Çok basit; O, felsefi revizyonizmini, sınıf işbirliğini ve
uzlaşmasını gizlemek için doğruya, Stalin'e saldırıyor; Mao,
şöyle diyor:
"Biz,
zıtların birliği kavramına bağlıyız ve yüz çiçek açsın,
yüz düşünce birbiriyle yarışsın siyasetini benimsiyoruz. Güzel
kokulu çiçekler açarken, zehirli otların da kaçınılmaz olarak
yeşerdiğini
göreceksiniz. Bunda kokulacak bir
şey yoktur hatta
belli koşullarda onlar bile iyi bir şeye dönüştürebilir"
(46).
Stalin'den
istenen açık; neden "zıtların birliği kavramı"na
sadık kalarak sosyalizmin düşmanlarıyla; Rus burjuvazisiyle,
Kemanevlerle, Zinavyevlerle, Troçkilerle "yüz çiçek açsın,
yüz düşünce birbiriyle yarışsın siyasetini" benimsemedin
deniyor. Mao, Çin'de burjuvaziyle sosyalizmi kurmaya çalıştı.
Bunu zıtların birliği kavramına bağlıyız ilkesine göre yaptı.

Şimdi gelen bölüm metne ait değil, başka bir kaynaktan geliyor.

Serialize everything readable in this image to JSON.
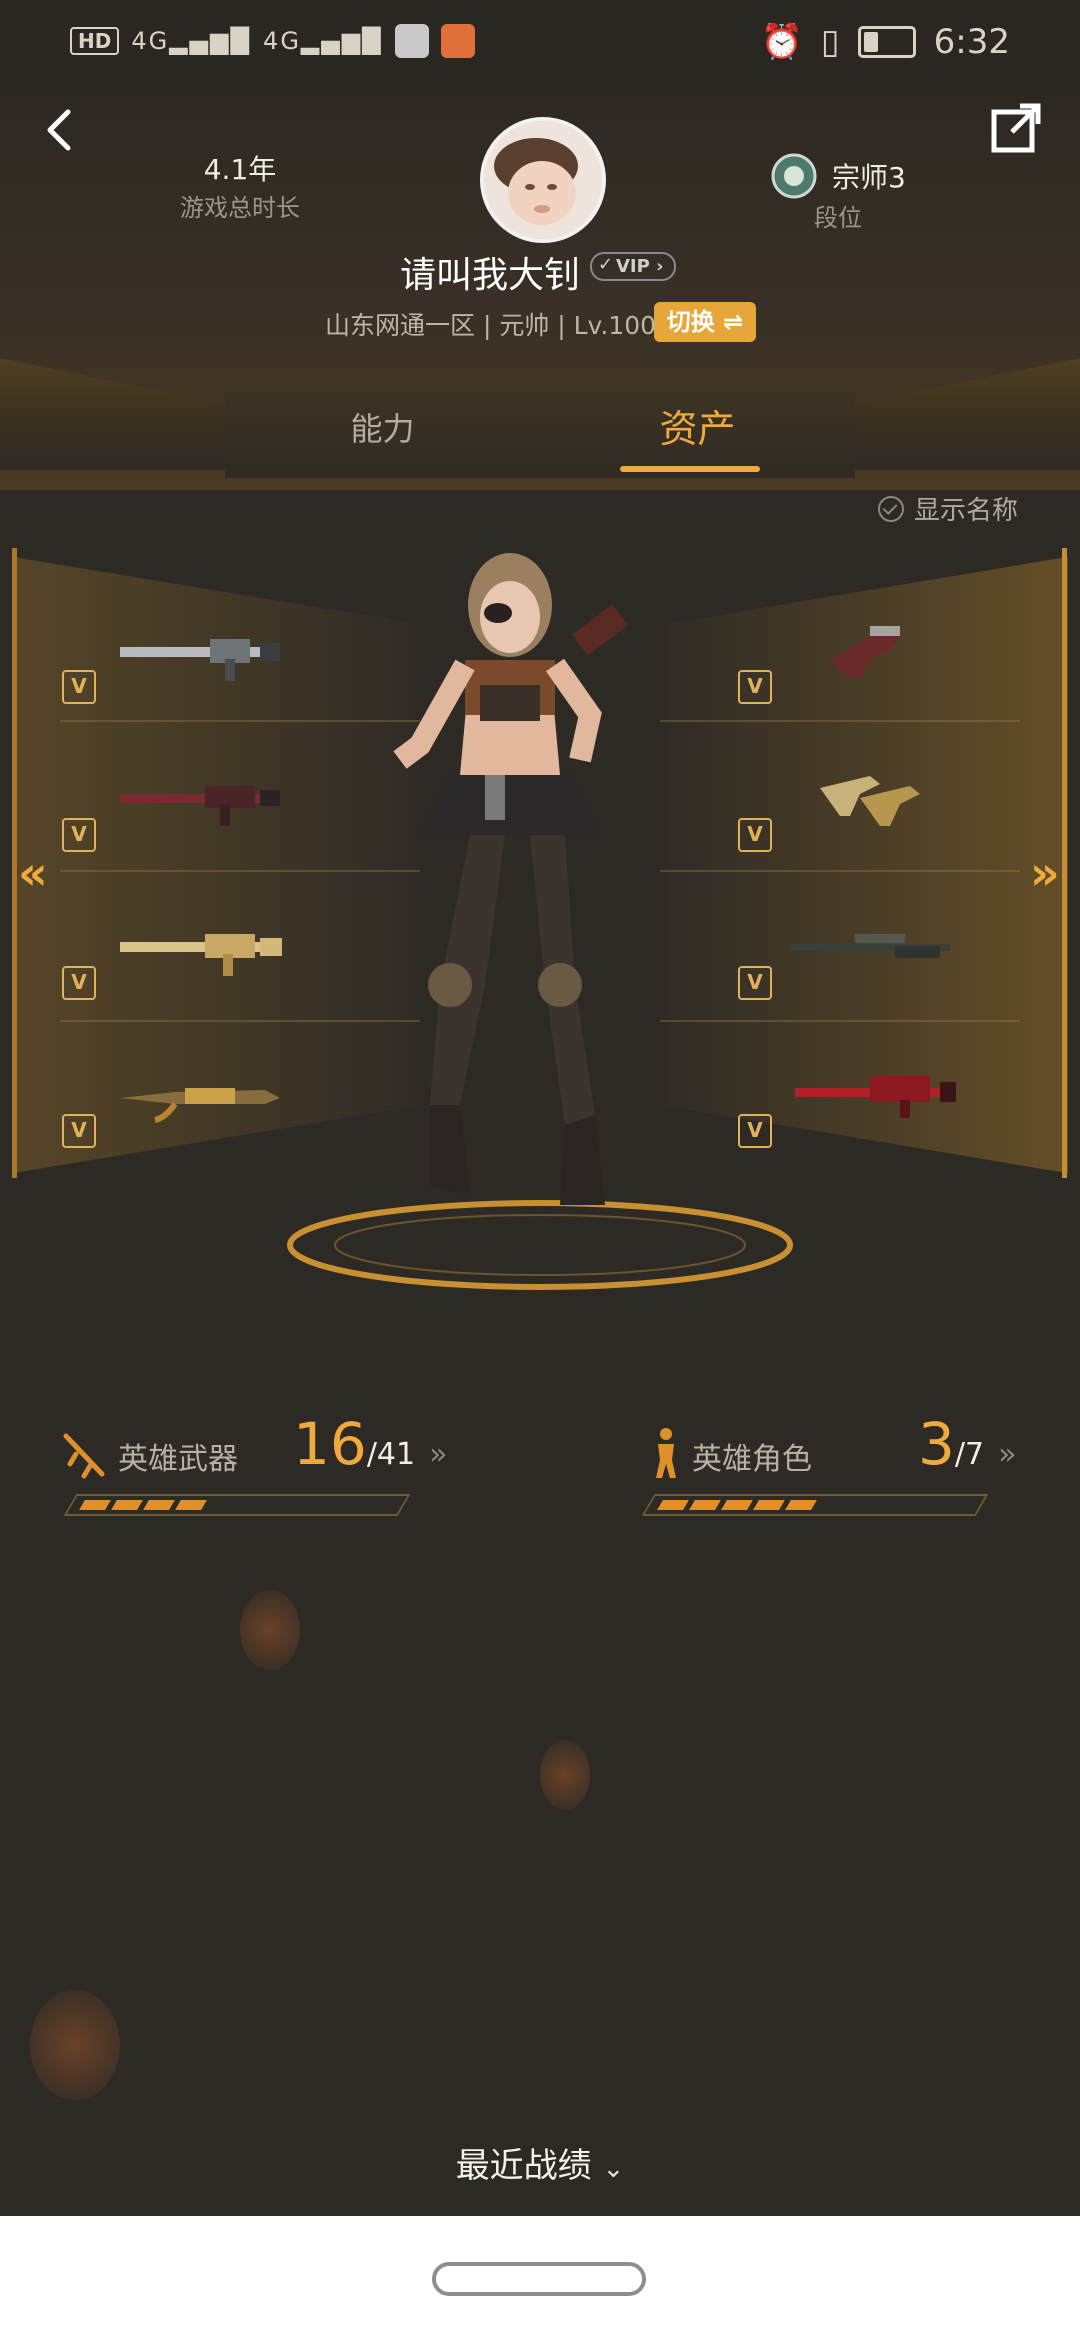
{
  "status_bar": {
    "network_badge": "HD",
    "signal_1": "4G",
    "signal_2": "4G",
    "time": "6:32"
  },
  "header": {
    "play_time_value": "4.1年",
    "play_time_label": "游戏总时长",
    "rank_value": "宗师3",
    "rank_label": "段位",
    "username": "请叫我大钊",
    "vip_label": "VIP",
    "server_info": "山东网通一区 | 元帅 | Lv.100",
    "switch_label": "切换 ⇌"
  },
  "tabs": {
    "ability": "能力",
    "assets": "资产",
    "active": "assets"
  },
  "show_names_label": "显示名称",
  "weapons": {
    "left": [
      "rifle-silver",
      "rifle-red",
      "rifle-gold",
      "rifle-ak-gold"
    ],
    "right": [
      "pistol-red",
      "dual-pistols-gold",
      "sniper-dark",
      "rifle-crimson"
    ],
    "badge": "V"
  },
  "stats": {
    "hero_weapons": {
      "label": "英雄武器",
      "owned": "16",
      "total": "/41",
      "progress": 0.39
    },
    "hero_characters": {
      "label": "英雄角色",
      "owned": "3",
      "total": "/7",
      "progress": 0.43
    }
  },
  "recent_label": "最近战绩",
  "colors": {
    "accent": "#f0a93c",
    "background": "#2d2a26",
    "switch_bg": "#e6a63a"
  }
}
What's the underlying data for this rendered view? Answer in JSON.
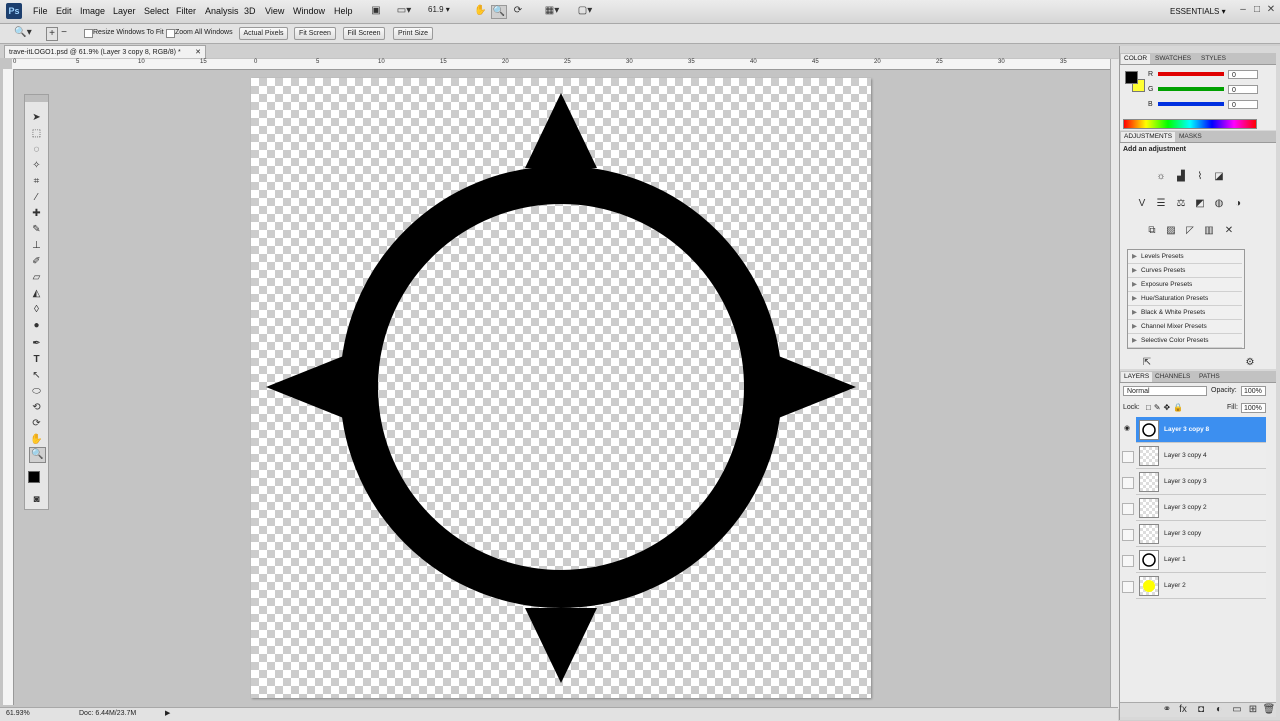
{
  "app": {
    "logo": "Ps",
    "workspace": "ESSENTIALS",
    "accent": "#3c8ff0"
  },
  "menu": [
    "File",
    "Edit",
    "Image",
    "Layer",
    "Select",
    "Filter",
    "Analysis",
    "3D",
    "View",
    "Window",
    "Help"
  ],
  "toolbar": {
    "zoom_value": "61.9"
  },
  "options": {
    "resize_windows_label": "Resize Windows To Fit",
    "zoom_all_label": "Zoom All Windows",
    "actual_pixels": "Actual Pixels",
    "fit_screen": "Fit Screen",
    "fill_screen": "Fill Screen",
    "print_size": "Print Size"
  },
  "document": {
    "tab_title": "trave-itLOGO1.psd @ 61.9% (Layer 3 copy 8, RGB/8) *"
  },
  "rulers": {
    "top": [
      "0",
      "5",
      "10",
      "15",
      "20",
      "25",
      "30",
      "35",
      "0",
      "5",
      "10",
      "15",
      "20",
      "25",
      "30",
      "35",
      "40",
      "45"
    ]
  },
  "status": {
    "zoom": "61.93%",
    "doc": "Doc: 6.44M/23.7M"
  },
  "color_panel": {
    "tabs": [
      "COLOR",
      "SWATCHES",
      "STYLES"
    ],
    "channels": [
      {
        "label": "R",
        "value": "0",
        "color": "#e00000"
      },
      {
        "label": "G",
        "value": "0",
        "color": "#00a000"
      },
      {
        "label": "B",
        "value": "0",
        "color": "#0030e0"
      }
    ],
    "foreground": "#000000",
    "background": "#ffff33"
  },
  "adjustments": {
    "tabs": [
      "ADJUSTMENTS",
      "MASKS"
    ],
    "heading": "Add an adjustment",
    "presets": [
      "Levels Presets",
      "Curves Presets",
      "Exposure Presets",
      "Hue/Saturation Presets",
      "Black & White Presets",
      "Channel Mixer Presets",
      "Selective Color Presets"
    ]
  },
  "layers_panel": {
    "tabs": [
      "LAYERS",
      "CHANNELS",
      "PATHS"
    ],
    "blend_mode": "Normal",
    "opacity_label": "Opacity:",
    "opacity": "100%",
    "lock_label": "Lock:",
    "fill_label": "Fill:",
    "fill": "100%",
    "layers": [
      {
        "name": "Layer 3 copy 8",
        "selected": true,
        "visible": true,
        "thumb": "ring"
      },
      {
        "name": "Layer 3 copy 4",
        "selected": false,
        "visible": false,
        "thumb": "empty"
      },
      {
        "name": "Layer 3 copy 3",
        "selected": false,
        "visible": false,
        "thumb": "empty"
      },
      {
        "name": "Layer 3 copy 2",
        "selected": false,
        "visible": false,
        "thumb": "empty"
      },
      {
        "name": "Layer 3 copy",
        "selected": false,
        "visible": false,
        "thumb": "empty"
      },
      {
        "name": "Layer 1",
        "selected": false,
        "visible": false,
        "thumb": "ring"
      },
      {
        "name": "Layer 2",
        "selected": false,
        "visible": false,
        "thumb": "yellow"
      }
    ]
  }
}
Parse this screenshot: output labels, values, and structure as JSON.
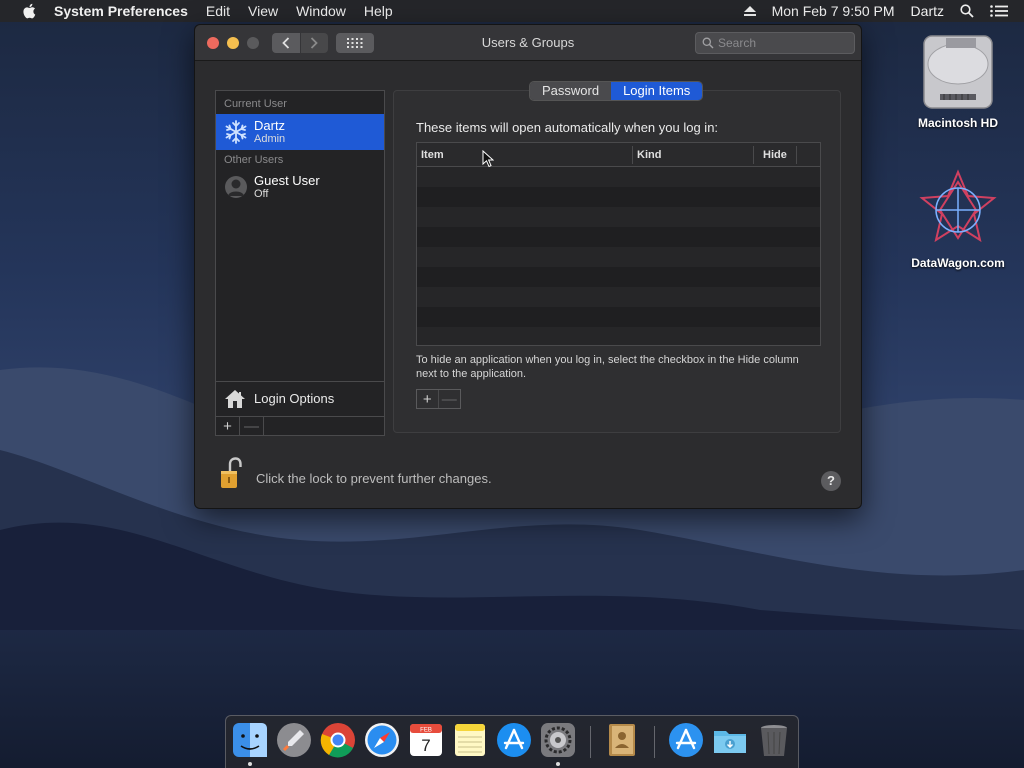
{
  "menubar": {
    "app_name": "System Preferences",
    "items": [
      "Edit",
      "View",
      "Window",
      "Help"
    ],
    "datetime": "Mon Feb 7  9:50 PM",
    "user": "Dartz"
  },
  "window": {
    "title": "Users & Groups",
    "search_placeholder": "Search"
  },
  "sidebar": {
    "current_user_label": "Current User",
    "current_user": {
      "name": "Dartz",
      "role": "Admin"
    },
    "other_users_label": "Other Users",
    "other_users": [
      {
        "name": "Guest User",
        "status": "Off"
      }
    ],
    "login_options_label": "Login Options",
    "add_symbol": "+",
    "remove_symbol": "—"
  },
  "tabs": [
    {
      "label": "Password",
      "active": false
    },
    {
      "label": "Login Items",
      "active": true
    }
  ],
  "login_items": {
    "heading": "These items will open automatically when you log in:",
    "columns": [
      "Item",
      "Kind",
      "Hide"
    ],
    "rows": [],
    "hint": "To hide an application when you log in, select the checkbox in the Hide column next to the application.",
    "add_symbol": "+",
    "remove_symbol": "—"
  },
  "lock": {
    "text": "Click the lock to prevent further changes."
  },
  "help": {
    "symbol": "?"
  },
  "desktop": {
    "icons": [
      {
        "label": "Macintosh HD",
        "icon": "hard-drive-icon"
      },
      {
        "label": "DataWagon.com",
        "icon": "star-logo-icon"
      }
    ]
  },
  "dock": {
    "apps": [
      {
        "name": "Finder",
        "icon": "finder-icon",
        "running": true
      },
      {
        "name": "Launchpad",
        "icon": "launchpad-icon",
        "running": false
      },
      {
        "name": "Chrome",
        "icon": "chrome-icon",
        "running": false
      },
      {
        "name": "Safari",
        "icon": "safari-icon",
        "running": false
      },
      {
        "name": "Calendar",
        "icon": "calendar-icon",
        "running": false
      },
      {
        "name": "Notes",
        "icon": "notes-icon",
        "running": false
      },
      {
        "name": "App Store",
        "icon": "app-store-icon",
        "running": false
      },
      {
        "name": "System Preferences",
        "icon": "system-preferences-icon",
        "running": true
      },
      {
        "name": "Contacts",
        "icon": "contacts-icon",
        "running": false
      },
      {
        "name": "Applications",
        "icon": "applications-folder-icon",
        "running": false
      },
      {
        "name": "Downloads",
        "icon": "downloads-folder-icon",
        "running": false
      },
      {
        "name": "Trash",
        "icon": "trash-icon",
        "running": false
      }
    ],
    "calendar": {
      "month": "FEB",
      "day": "7"
    }
  },
  "colors": {
    "accent": "#1f5ad6",
    "window_bg": "#2c2c2e",
    "close": "#ed6a5e",
    "minimize": "#f5bf4f"
  }
}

Aradaki fark bu: Stalin, iki sistemin, iki sınıfın amansız
mücadelesinden yana ve bu mücadeleyi başarıyla sürdürmüş, Mao
Zedung, iki sistemin, iki sınıfın uzlaşmasından yana ve bunu da
başarıyla yapmış. Hangisi doğru?
Diyalektik
Yöntemin Marksist-Leninist Parti Açısından Önemi
Diyalektik
ve tarihsel materyalizm, Komünist partinin dünya görüşüdür. Bu
dünya görüşü, gerçeğin ele alınışında komünist partinin
taraflı olması gerektiğini öğretir. Bu dünya görüşü,
bilimin gelişmesi için, devrimci mücadele ve bu
mücadelenin/faaliyetin devrimci şekillendirilmesi için yegane
doğru felsefi temeli oluşturur.
"Diyalektik
ve tarihsel materyalim, Komünizmin teorik tabanını,
Marksist-leninist
partinin teorik temellerini oluşturur. Bu temellerin elde edilmesi
ve dolayısıyla özümlenmesi partimizin her aktif savaşçısının
görevidir" (47).
Materyalist
teorinin, tarihsel materyalizmin, Marksist diyalektiğin her ilkesi,
toplumun gelişme yasalarını öğretir ve toplumun devrimci altüst
oluşunun araç ve yolunu gösterir. Komünist partinin pratikteki
her adımı, her teorik açılımı, diyalektik materyalizm
tarafından aydınlatılır.
Marks,
Engels, Lenin ve Stalin'in devrimci diyalektiğinin pratik anlamı,
komünist partinin, politikasını, bilimsel taban üzerine
yükseltmesinin sağlamasıdır.
Marks,
Engels, Lenin ve Stalin'in diyalektik ve tarihsel materyalizm üzerine
yazıları; diyalektik yöntemi ele alışları komünist partinin
pratik ve teorik faaliyetinin ilkelerini göstermekteler. Partinin
strateji ve taktiği, ajitasyonu ve propagandası, günlük
faaliyeti; sendikal çalışması nasıl tespit edilmelidir ve nasıl
yürütülmelidir sorularına diyalektik ve tarihsel materyalist
çıkış noktası oluşturuyor, diyalektik yöntem yol gösteriyor.
Görünümlerin
karşılıklı koşullu oluşlarını ve birbirleriyle bağını ve
toplumsal yaşamın yasallı karakterini, yeni bir bütün olarak
doğada ve toplumda nesnel yasaların geçerliliğini pratik
faaliyetinde, teorik anlayışında çıkış nokta olarak kavramayan
bir partinin, komünist partisi olması olanak dışıdır. Nesnel
gerçekliği, görüneni ve etkileyeni görmemezlikten gelerek,
subjektifizmini, gönlünün istediğini, öyle görmek istediğini
gerçekliğin yerine koyarlar yenilmeye ve yok olmaya mahkumdurlar.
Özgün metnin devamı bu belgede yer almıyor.